Does NATO Gain from Brexit?

Posted June 27, 2016 at 6:24am

James Stavridis , Dean of the Fletcher School of Law and Diplomacy at Tufts University, writes in Foreign Policy : “The people have spoken, and United Kingdom will leave the European Union. The United States and Europe will be confronted with a raft of bad news that goes along with that decision: economic turmoil, a faltering British economy, a deeply weakened political entity in the European Union itself, the high chance of a Scottish departure from the UK, to name just a few of the challenges. The political and economic institutions of the West all seem worse off than they were just 24 hours ago.”  

“The sole exception might be the military. Brexit, counter-intuitive as it might sound, will likely produce a stronger NATO.”  

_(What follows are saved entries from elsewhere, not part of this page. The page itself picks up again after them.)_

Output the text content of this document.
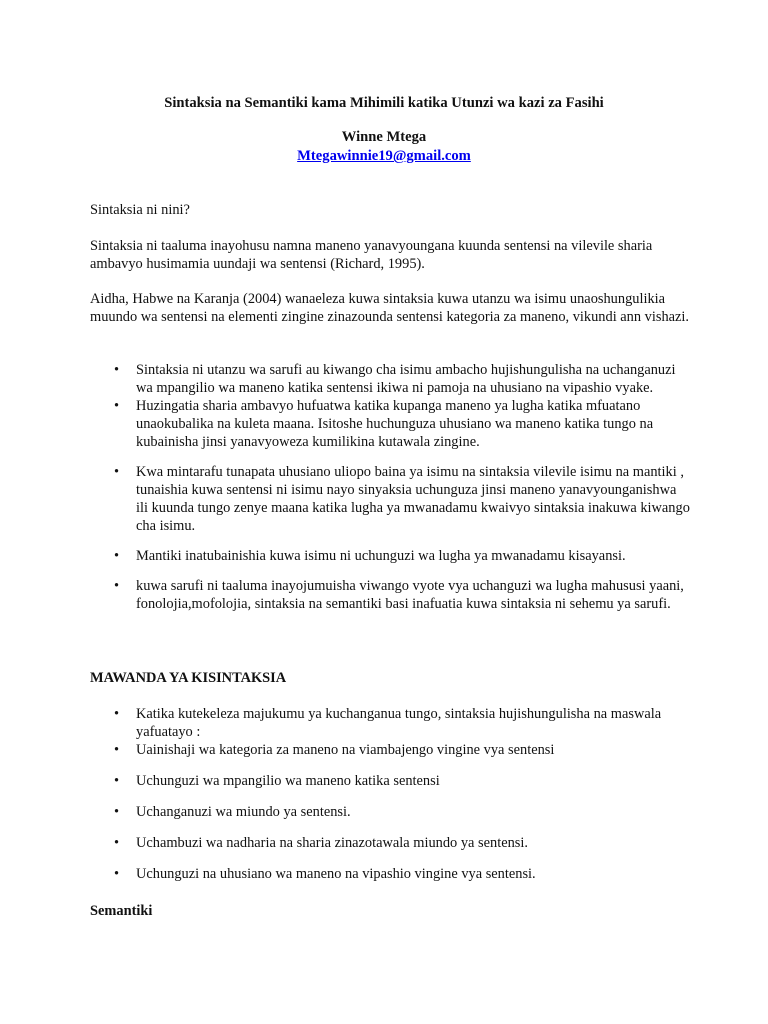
Sintaksia na Semantiki kama Mihimili katika Utunzi wa kazi za Fasihi
Winne Mtega
Mtegawinnie19@gmail.com
Sintaksia ni nini?
Sintaksia ni taaluma inayohusu namna maneno yanavyoungana kuunda sentensi na vilevile sharia ambavyo husimamia uundaji wa sentensi (Richard, 1995).
Aidha, Habwe na Karanja (2004) wanaeleza kuwa sintaksia kuwa utanzu wa isimu unaoshungulikia muundo wa sentensi na elementi zingine zinazounda sentensi kategoria za maneno, vikundi ann vishazi.
• Sintaksia ni utanzu wa sarufi au kiwango cha isimu ambacho hujishungulisha na uchanganuzi wa mpangilio wa maneno katika sentensi ikiwa ni pamoja na uhusiano na vipashio vyake.
• Huzingatia sharia ambavyo hufuatwa katika kupanga maneno ya lugha katika mfuatano unaokubalika na kuleta maana. Isitoshe huchunguza uhusiano wa maneno katika tungo na kubainisha jinsi yanavyoweza kumilikina kutawala zingine.
• Kwa mintarafu tunapata uhusiano uliopo baina ya isimu na sintaksia vilevile isimu na mantiki , tunaishia kuwa sentensi ni isimu nayo sinyaksia uchunguza jinsi maneno yanavyounganishwa ili kuunda tungo zenye maana katika lugha ya mwanadamu kwaivyo sintaksia inakuwa kiwango cha isimu.
• Mantiki inatubainishia kuwa isimu ni uchunguzi wa lugha ya mwanadamu kisayansi.
• kuwa sarufi ni taaluma inayojumuisha viwango vyote vya uchanguzi wa lugha mahususi yaani, fonolojia,mofolojia, sintaksia na semantiki basi inafuatia kuwa sintaksia ni sehemu ya sarufi.
MAWANDA YA KISINTAKSIA
• Katika kutekeleza majukumu ya kuchanganua tungo, sintaksia hujishungulisha na maswala yafuatayo :
• Uainishaji wa kategoria za maneno na viambajengo vingine vya sentensi
• Uchunguzi wa mpangilio wa maneno katika sentensi
• Uchanganuzi wa miundo ya sentensi.
• Uchambuzi wa nadharia na sharia zinazotawala miundo ya sentensi.
• Uchunguzi na uhusiano wa maneno na vipashio vingine vya sentensi.
Semantiki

“There are several reasons that the British departure from the EU portends a stronger transatlantic military alliance. First is the present state of heightened wariness among all NATO member states – and that includes EU members, as well as the United States, Canada, Norway, and Turkey – about adventurism by Putin’s Russia. The Kremlin’s goal has always been to be the strongest political entity on the continent, and it is likely to look for ways to further exploit the Brexit referendum’s centrifugal effects on the already fractious democracies of western Europe. Since its founding, NATO has provided the most resolute military balance against such efforts, and thus its stock can be expected to rise with publics in Europe.”